Вольтер (Акимова) - страница 191

Сходство заметили и Мориц и Хэвенс, Скарментадо стал бы Кандидом, если бы приобрел его опыт. Этот «наивный», «искренний», «чистосердечный» еще только родился. Он как бы зародыш локковского характера.

Такие же зародыши и другие персонажи «наброска».

Конечно, повесть была подготовлена и «Поэмой о гибели Лиссабона». Потрясение Вольтера этим стихийным бедствием еще не прошло, а критика Лейбница, Попа, требуемого религией подчинения провидению, усилилась. Но выбрана совсем иная форма, и более решителен ответ на вопрос «Что делать?».

Корни «Кандида» — и в «Задиге», о котором подробно говорилось в главе «Безделки оказались самыми серьезными», и в «Мемноне» втором, имеющем еще иное название — «Человеческая мудрость». И здесь ангел или гений разъясняет герою, что среди сотни тысяч миллионов миров, рассеянных в пространстве, установлена строгая постепенность. Во втором мире мудрости и счастья меньше, чем в первом, в третьем — меньше, чем во втором, и так дальше — до последнего мира; там уже — полное безумие. Герой на это возражает: «Я подозреваю, что наш земной шар и есть именно сумасшедший дом вселенной». — «Не совсем, — отвечает ангел, — но вроде того, все должно быть на своем месте».

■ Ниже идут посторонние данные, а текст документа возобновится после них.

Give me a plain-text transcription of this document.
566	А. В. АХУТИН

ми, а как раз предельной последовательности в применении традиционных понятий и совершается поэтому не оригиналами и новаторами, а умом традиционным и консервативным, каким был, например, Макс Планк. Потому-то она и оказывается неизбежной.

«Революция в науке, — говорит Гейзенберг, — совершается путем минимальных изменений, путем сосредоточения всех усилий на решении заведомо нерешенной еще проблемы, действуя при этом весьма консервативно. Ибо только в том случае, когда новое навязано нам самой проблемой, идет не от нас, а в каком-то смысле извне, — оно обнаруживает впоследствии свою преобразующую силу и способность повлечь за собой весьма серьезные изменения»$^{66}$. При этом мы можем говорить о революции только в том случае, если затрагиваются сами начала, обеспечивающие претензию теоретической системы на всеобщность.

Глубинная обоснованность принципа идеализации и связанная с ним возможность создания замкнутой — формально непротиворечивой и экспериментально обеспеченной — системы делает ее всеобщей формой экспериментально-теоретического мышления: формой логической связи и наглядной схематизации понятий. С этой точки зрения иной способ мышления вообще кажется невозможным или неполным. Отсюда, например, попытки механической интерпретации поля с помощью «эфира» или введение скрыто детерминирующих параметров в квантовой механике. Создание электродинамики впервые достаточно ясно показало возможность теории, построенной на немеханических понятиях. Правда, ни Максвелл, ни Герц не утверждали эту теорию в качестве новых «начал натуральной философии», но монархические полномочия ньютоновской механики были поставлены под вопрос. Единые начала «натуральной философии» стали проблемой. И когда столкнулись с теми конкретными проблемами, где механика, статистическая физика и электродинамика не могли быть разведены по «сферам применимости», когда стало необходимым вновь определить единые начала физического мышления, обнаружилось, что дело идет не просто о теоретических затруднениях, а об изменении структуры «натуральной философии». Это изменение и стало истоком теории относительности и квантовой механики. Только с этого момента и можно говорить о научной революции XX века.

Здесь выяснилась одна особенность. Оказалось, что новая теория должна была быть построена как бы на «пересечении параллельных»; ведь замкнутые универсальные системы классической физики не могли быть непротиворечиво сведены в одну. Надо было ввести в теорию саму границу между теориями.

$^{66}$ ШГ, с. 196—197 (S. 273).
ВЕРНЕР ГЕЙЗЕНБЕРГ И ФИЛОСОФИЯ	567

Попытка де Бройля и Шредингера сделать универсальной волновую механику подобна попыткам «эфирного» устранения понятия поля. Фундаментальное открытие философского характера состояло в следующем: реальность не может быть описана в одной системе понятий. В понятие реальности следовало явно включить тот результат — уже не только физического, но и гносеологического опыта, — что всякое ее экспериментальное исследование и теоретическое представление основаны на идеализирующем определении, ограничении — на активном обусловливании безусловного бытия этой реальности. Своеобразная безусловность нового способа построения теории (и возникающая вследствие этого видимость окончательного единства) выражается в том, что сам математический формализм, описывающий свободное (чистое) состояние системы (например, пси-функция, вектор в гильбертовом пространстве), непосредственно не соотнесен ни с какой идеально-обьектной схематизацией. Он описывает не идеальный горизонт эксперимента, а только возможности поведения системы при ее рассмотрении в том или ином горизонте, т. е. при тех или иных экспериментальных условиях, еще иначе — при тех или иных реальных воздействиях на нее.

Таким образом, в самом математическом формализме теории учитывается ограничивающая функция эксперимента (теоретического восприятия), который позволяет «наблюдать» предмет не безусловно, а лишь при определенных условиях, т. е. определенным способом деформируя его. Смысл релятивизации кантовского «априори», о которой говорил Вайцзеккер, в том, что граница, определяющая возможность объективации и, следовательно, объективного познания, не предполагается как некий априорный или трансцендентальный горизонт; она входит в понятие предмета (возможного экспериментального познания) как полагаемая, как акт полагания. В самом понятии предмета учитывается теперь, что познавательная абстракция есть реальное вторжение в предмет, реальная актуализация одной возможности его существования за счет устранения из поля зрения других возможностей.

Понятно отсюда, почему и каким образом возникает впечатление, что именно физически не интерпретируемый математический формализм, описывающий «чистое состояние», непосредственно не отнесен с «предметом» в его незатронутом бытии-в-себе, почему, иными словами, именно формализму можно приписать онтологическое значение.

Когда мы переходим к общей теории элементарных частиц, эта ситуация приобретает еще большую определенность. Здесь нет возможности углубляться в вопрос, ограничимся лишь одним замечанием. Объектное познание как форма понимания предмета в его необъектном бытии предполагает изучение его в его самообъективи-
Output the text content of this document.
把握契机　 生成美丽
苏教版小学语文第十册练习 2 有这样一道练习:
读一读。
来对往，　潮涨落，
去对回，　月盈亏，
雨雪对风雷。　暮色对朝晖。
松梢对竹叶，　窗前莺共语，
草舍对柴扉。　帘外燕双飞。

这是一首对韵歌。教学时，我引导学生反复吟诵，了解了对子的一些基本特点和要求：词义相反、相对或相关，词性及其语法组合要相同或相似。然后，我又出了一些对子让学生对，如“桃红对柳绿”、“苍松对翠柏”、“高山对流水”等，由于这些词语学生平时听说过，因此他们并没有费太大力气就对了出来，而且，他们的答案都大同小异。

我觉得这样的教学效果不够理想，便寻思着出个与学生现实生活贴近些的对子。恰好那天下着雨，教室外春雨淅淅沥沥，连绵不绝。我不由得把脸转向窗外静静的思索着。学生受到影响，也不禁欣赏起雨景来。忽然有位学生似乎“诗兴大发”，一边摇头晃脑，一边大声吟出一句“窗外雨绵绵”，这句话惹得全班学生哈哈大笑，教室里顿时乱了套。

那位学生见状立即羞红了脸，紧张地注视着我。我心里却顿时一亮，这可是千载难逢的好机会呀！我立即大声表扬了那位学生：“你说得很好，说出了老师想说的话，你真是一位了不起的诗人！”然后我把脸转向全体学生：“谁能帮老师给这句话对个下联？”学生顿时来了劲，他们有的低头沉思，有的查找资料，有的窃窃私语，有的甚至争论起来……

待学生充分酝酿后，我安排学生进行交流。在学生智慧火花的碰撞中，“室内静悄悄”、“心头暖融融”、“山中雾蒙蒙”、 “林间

И еще один источник, он же и прототип. Вольтер в свое время восторгался герцогиней Сакса Гота. По сравнению с Фридрихом II она казалась ему ангелом, лучшей из принцесс. Сейчас письма герцогини он находит сентиментальными, они Вольтера раздражают, хотя по-прежнему корреспонденция носит самый дружеский характер. В чем же дело? Слишком различен их взгляд на действительность. Вольтер разочарован, убежден в том, что далеко не все к лучшему в этом далеко не лучшем мире. Герцогиня полна лейбницианского оптимизма. И даже не Вэйд первый сделал это интересное и важное открытие. Он сам ссылается на немецкого писателя Хаеза, который задолго до его книги 1959 года, еще в 1893–1894 годах указал на свет, который письма герцогини Сакса Гота проливают на «Кандида». Не один Самуэль Кениг, но и эта милая и благодушная принцесса послужила прототипом Панглосса.

И наконец, «Кандид» полемизирует и с Жан-Жаком Руссо, его швейцарской сентиментальностью. 16 августа 1756 года женевец в Париже шлет парижанину в Женеве одно из своих философских писем, озаглавленное «Письмо о провидении». По этому поводу между Вольтером и Руссо завязывается переписка, отчетливо показывающая, насколько различны, полярно противоположны их взгляды на провидение.


Нельзя понять «Кандида» и без произведения Вольтера, написанного не раньше, а позже, правда, прежде оно существовало в устных рассказах автора. «Мемуары» не набросок, не художественный предшественник, но как бы ключ к повести. Вэйд, вероятно, справедливо претендуя на то, что первый в книге «Вольтер и «Кандид» сделал это открытие, очень подробно останавливается на «Мемуарах», сообщая и многое, что моему читателю уже известно из главы «Лета, осени, зимы…». Этого, естественно, я повторять не стану. Но изложенные им версии того, когда «Мемуары» были написаны, небезынтересны. Одна ~ сразу после возвращения из Пруссии ~ в 1753-м, вторая — еще раньше, в 1751-м. Вэйд опровергает обе тем, что в «Мемуары» включены более поздние события: издание книги маркизы дю Шатле — 4757 год, преследования просветителей из-за книги Гельвеция и запрещение «Энциклопедии» — начало 1759 года, и называет даты на двух уцелевших копиях — 6 ноября 1759 года и 1 февраля 1760 года, а они, бесспорно, были сняты сразу после окончания оригинала.